ムーブメントはCal.UN026-208444です(画像2、3)。
ETAのCal.2892A2をベースにして機能の追加や表示方法の変更をされたムーブメントです。
12時位置にはゼンマイの巻き上げ残量を表示するパワーリザーブ機構が追加されています(表示が右側いっぱいの時に満タンです)。自動巻き時計はゼンマイの巻き終わりがスリップする機構を持っていますので、音や感触に注意深く操作することで満タンになったかわかりますが時計を見ただけではわかりません。それを可視化したのがパワーリザーブ表示です。
現在の針の位置でゼンマイの残量がわかるので運動量が足りなければ手巻きをして補ったり、腕につける時間を増やすなどゼンマイをためる行動を起こしやすく自動巻きでこの機能が付いているととても便利です。更に目盛りが十分な位置を指していても大きく遅れる、止まっているなどの症状に気づきやすくメンテナンスの指針にすることもできます。
秒針はセンターセコンドから6時位置のスモールセコンドへ変更され、日付けもスモセコ内に配置されています。
ムーブメント全体には装飾がなされローターには深めの彫り込みで大きくユリスナルダンのロゴもあります。

見積もり時にマリーンダイバーの裏蓋を開けた時点で摩耗カスがムーブメント全体に散っていたため、想定していたよりもパーツ交換が発生するかもしれないと考え慎重に分解しながらパーツを確認しました。
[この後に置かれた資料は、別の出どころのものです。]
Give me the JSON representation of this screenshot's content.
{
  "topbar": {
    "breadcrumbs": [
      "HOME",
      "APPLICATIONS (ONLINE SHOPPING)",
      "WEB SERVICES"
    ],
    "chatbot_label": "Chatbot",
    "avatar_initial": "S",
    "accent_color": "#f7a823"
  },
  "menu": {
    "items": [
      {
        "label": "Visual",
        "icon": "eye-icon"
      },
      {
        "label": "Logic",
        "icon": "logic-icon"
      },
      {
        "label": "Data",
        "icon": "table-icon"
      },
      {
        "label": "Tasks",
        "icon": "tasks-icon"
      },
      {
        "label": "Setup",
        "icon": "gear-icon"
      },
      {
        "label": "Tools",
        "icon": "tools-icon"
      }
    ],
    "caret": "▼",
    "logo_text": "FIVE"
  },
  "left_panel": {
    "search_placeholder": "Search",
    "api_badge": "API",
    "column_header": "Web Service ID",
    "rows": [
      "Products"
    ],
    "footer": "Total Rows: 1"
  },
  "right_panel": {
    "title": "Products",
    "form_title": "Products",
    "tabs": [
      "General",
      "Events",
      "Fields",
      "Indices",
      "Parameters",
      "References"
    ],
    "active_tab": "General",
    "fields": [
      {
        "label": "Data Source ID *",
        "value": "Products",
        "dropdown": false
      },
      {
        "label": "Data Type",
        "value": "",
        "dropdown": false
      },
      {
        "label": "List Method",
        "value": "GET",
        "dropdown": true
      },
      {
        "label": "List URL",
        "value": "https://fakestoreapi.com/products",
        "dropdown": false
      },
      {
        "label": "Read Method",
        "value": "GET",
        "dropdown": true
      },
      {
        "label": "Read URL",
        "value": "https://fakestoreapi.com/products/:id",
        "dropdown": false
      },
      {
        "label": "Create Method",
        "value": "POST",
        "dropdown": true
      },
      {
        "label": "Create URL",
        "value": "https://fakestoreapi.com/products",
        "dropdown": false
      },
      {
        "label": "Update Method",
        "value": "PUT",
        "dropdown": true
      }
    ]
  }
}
想定していた切替車のほかに2番車と4番車も摩耗していることがわかり、まずは再利用できるか研磨してみました。仮組みをしてみると軸の摩耗が大きいためテンプの振り角は低く姿勢差も大きく出ることがわかり交換が必要と判断しました。パーツの在庫状況を確認し、お客様への見積りを作成。お見積り内容と状況説明に快くご了承頂けましたので早速作業を開始しました。
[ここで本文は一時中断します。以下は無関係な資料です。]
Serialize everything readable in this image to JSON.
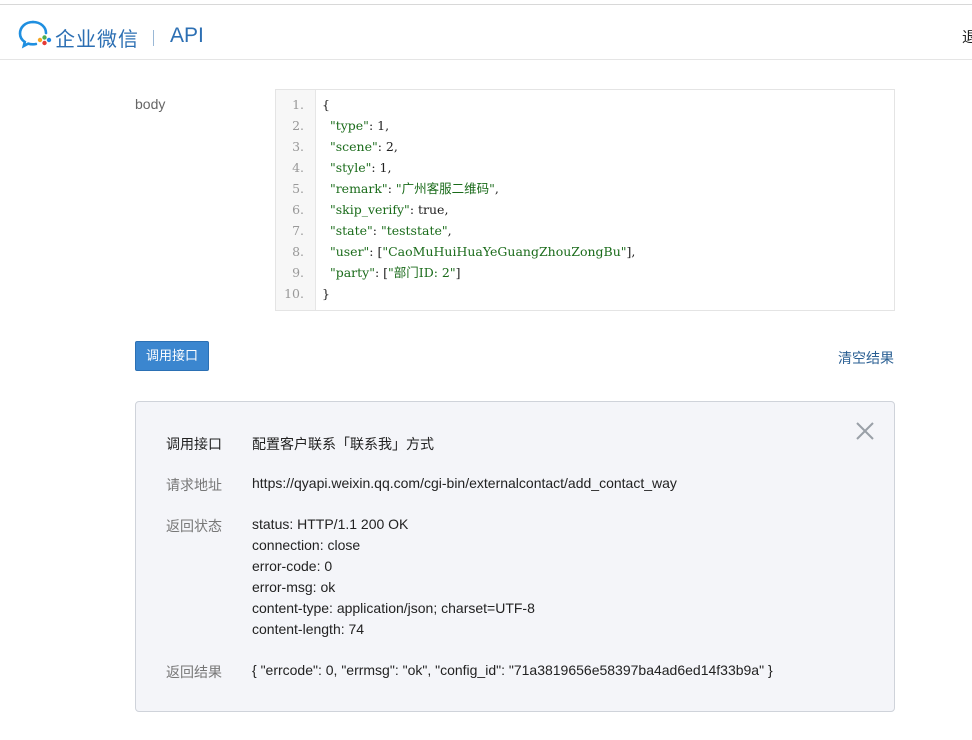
{
  "header": {
    "brand": "企业微信",
    "section": "API",
    "right_text": "退"
  },
  "request": {
    "body_label": "body",
    "code_lines": [
      {
        "n": "1.",
        "text": "{"
      },
      {
        "n": "2.",
        "text": "  \"type\": 1,"
      },
      {
        "n": "3.",
        "text": "  \"scene\": 2,"
      },
      {
        "n": "4.",
        "text": "  \"style\": 1,"
      },
      {
        "n": "5.",
        "text": "  \"remark\": \"广州客服二维码\","
      },
      {
        "n": "6.",
        "text": "  \"skip_verify\": true,"
      },
      {
        "n": "7.",
        "text": "  \"state\": \"teststate\","
      },
      {
        "n": "8.",
        "text": "  \"user\": [\"CaoMuHuiHuaYeGuangZhouZongBu\"],"
      },
      {
        "n": "9.",
        "text": "  \"party\": [\"部门ID: 2\"]"
      },
      {
        "n": "10.",
        "text": "}"
      }
    ]
  },
  "actions": {
    "call_label": "调用接口",
    "clear_label": "清空结果"
  },
  "result": {
    "api_label": "调用接口",
    "api_value": "配置客户联系「联系我」方式",
    "url_label": "请求地址",
    "url_value": "https://qyapi.weixin.qq.com/cgi-bin/externalcontact/add_contact_way",
    "status_label": "返回状态",
    "status_lines": [
      "status: HTTP/1.1 200 OK",
      "connection: close",
      "error-code: 0",
      "error-msg: ok",
      "content-type: application/json; charset=UTF-8",
      "content-length: 74"
    ],
    "result_label": "返回结果",
    "result_value": "{ \"errcode\": 0, \"errmsg\": \"ok\", \"config_id\": \"71a3819656e58397ba4ad6ed14f33b9a\" }"
  },
  "icons": {
    "logo": "wecom-logo-icon",
    "close": "close-icon"
  },
  "colors": {
    "brand": "#2c6fb3",
    "button": "#3b86cf",
    "link": "#2a5f93",
    "string": "#1a6b1a"
  }
}
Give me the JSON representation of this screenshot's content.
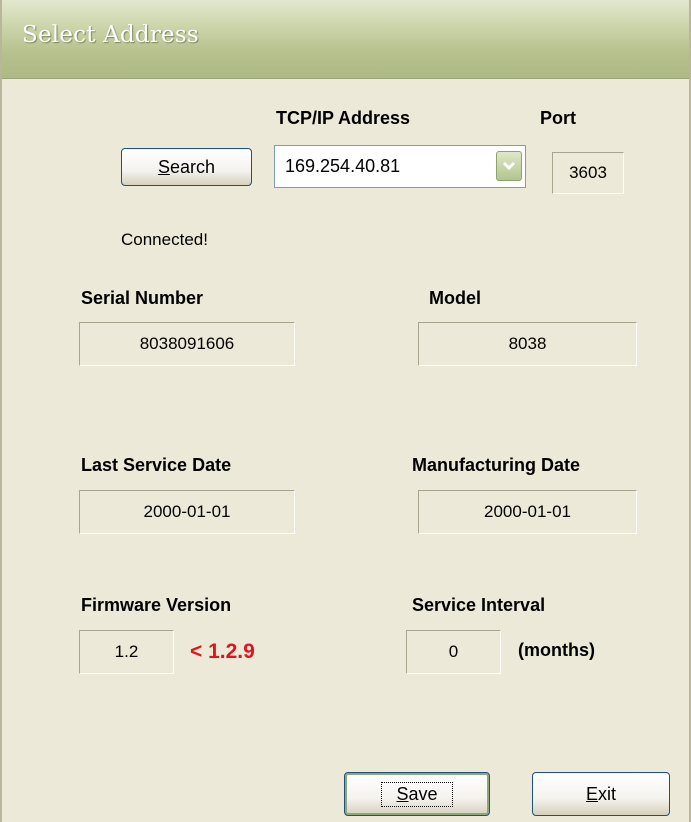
{
  "window": {
    "title": "Select Address"
  },
  "connection": {
    "address_header": "TCP/IP Address",
    "port_header": "Port",
    "search_button": {
      "before": "",
      "accel": "S",
      "after": "earch"
    },
    "address_value": "169.254.40.81",
    "port_value": "3603",
    "status": "Connected!"
  },
  "device": {
    "serial_label": "Serial Number",
    "serial_value": "8038091606",
    "model_label": "Model",
    "model_value": "8038",
    "last_service_label": "Last Service Date",
    "last_service_value": "2000-01-01",
    "manufacturing_label": "Manufacturing Date",
    "manufacturing_value": "2000-01-01",
    "firmware_label": "Firmware Version",
    "firmware_value": "1.2",
    "firmware_warning": "< 1.2.9",
    "service_interval_label": "Service Interval",
    "service_interval_value": "0",
    "service_interval_unit": "(months)"
  },
  "actions": {
    "save_button": {
      "accel": "S",
      "after": "ave"
    },
    "exit_button": {
      "accel": "E",
      "after": "xit"
    }
  },
  "colors": {
    "warning": "#e0141c",
    "titlebar": "#b5c08c",
    "background": "#ece9d8"
  }
}
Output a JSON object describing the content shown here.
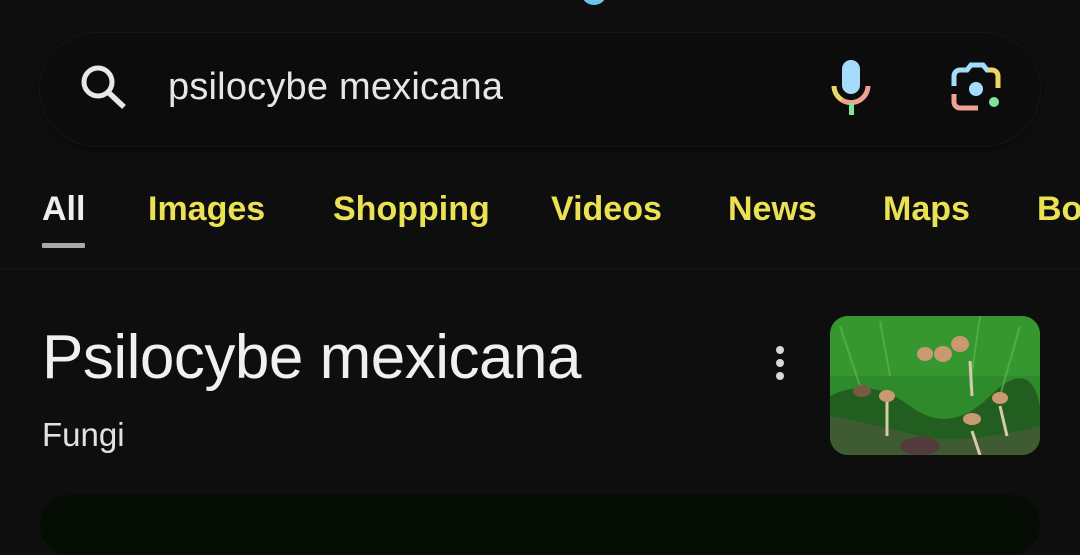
{
  "search": {
    "query": "psilocybe mexicana",
    "icons": [
      "search-icon",
      "mic-icon",
      "google-lens-icon"
    ]
  },
  "tabs": [
    {
      "label": "All",
      "active": true
    },
    {
      "label": "Images"
    },
    {
      "label": "Shopping"
    },
    {
      "label": "Videos"
    },
    {
      "label": "News"
    },
    {
      "label": "Maps"
    },
    {
      "label": "Bo"
    }
  ],
  "knowledge_panel": {
    "title": "Psilocybe mexicana",
    "subtitle": "Fungi",
    "menu_icon": "more-vert-icon",
    "thumbnail_alt": "mushrooms in grass"
  },
  "colors": {
    "background": "#0e0e0e",
    "tab_text": "#ebe154",
    "active_tab_text": "#eeeeee",
    "mic_blue": "#a6dcfb",
    "mic_yellow": "#ecd66a",
    "mic_red": "#f0a195",
    "mic_green": "#7fe39a"
  }
}
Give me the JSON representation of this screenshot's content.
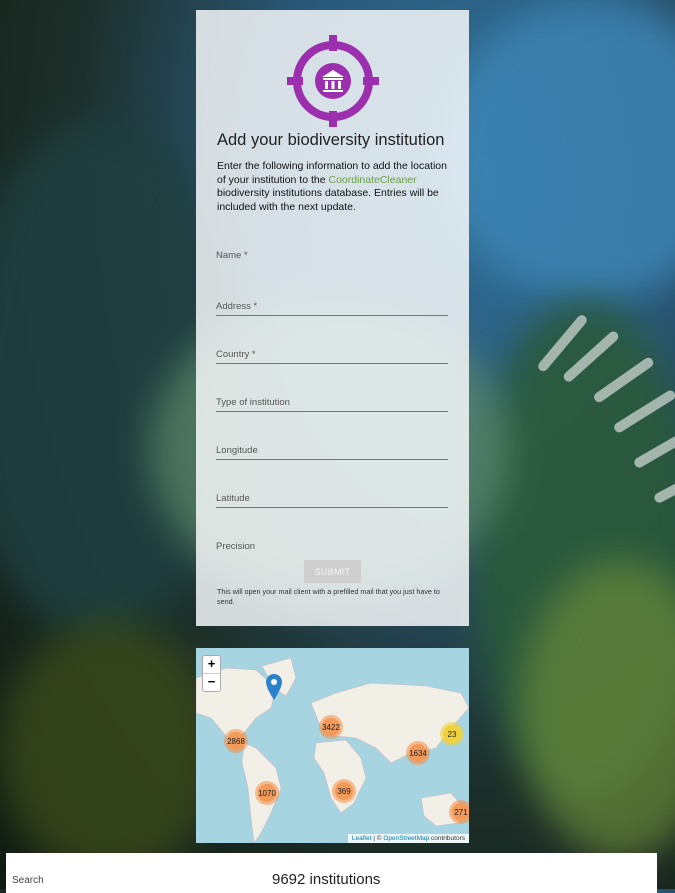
{
  "form": {
    "title": "Add your biodiversity institution",
    "intro_before": "Enter the following information to add the location of your institution to the ",
    "intro_link": "CoordinateCleaner",
    "intro_after": " biodiversity institutions database. Entries will be included with the next update.",
    "fields": {
      "name": "Name *",
      "address": "Address *",
      "country": "Country *",
      "type": "Type of institution",
      "longitude": "Longitude",
      "latitude": "Latitude",
      "precision": "Precision"
    },
    "submit_label": "SUBMIT",
    "note": "This will open your mail client with a prefilled mail that you just have to send."
  },
  "map": {
    "zoom_in": "+",
    "zoom_out": "−",
    "clusters": [
      "2868",
      "3422",
      "1634",
      "23",
      "1070",
      "369",
      "271"
    ],
    "attribution_leaflet": "Leaflet",
    "attribution_sep": " | © ",
    "attribution_osm": "OpenStreetMap",
    "attribution_tail": " contributors"
  },
  "footer": {
    "search_label": "Search",
    "count": "9692 institutions"
  },
  "colors": {
    "logo": "#9b2fae",
    "link": "#6aa04a",
    "cluster": "#f39a5a",
    "cluster_small": "#f2d23c",
    "water": "#a6d4e0"
  }
}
改めて1点ずつ洗浄を行い、パーツ交換と組み立て・注油・精度の調整をしたところ計測値も良好な数値に回復しました。実測テストでも日差+5秒ほどと安定した精度に収まり約48時間の持続時間も確認できましたので、オーバーホールと切替車・2番車・4番車交換にてお渡しいたしました。


M様 ご依頼ありがとうございました。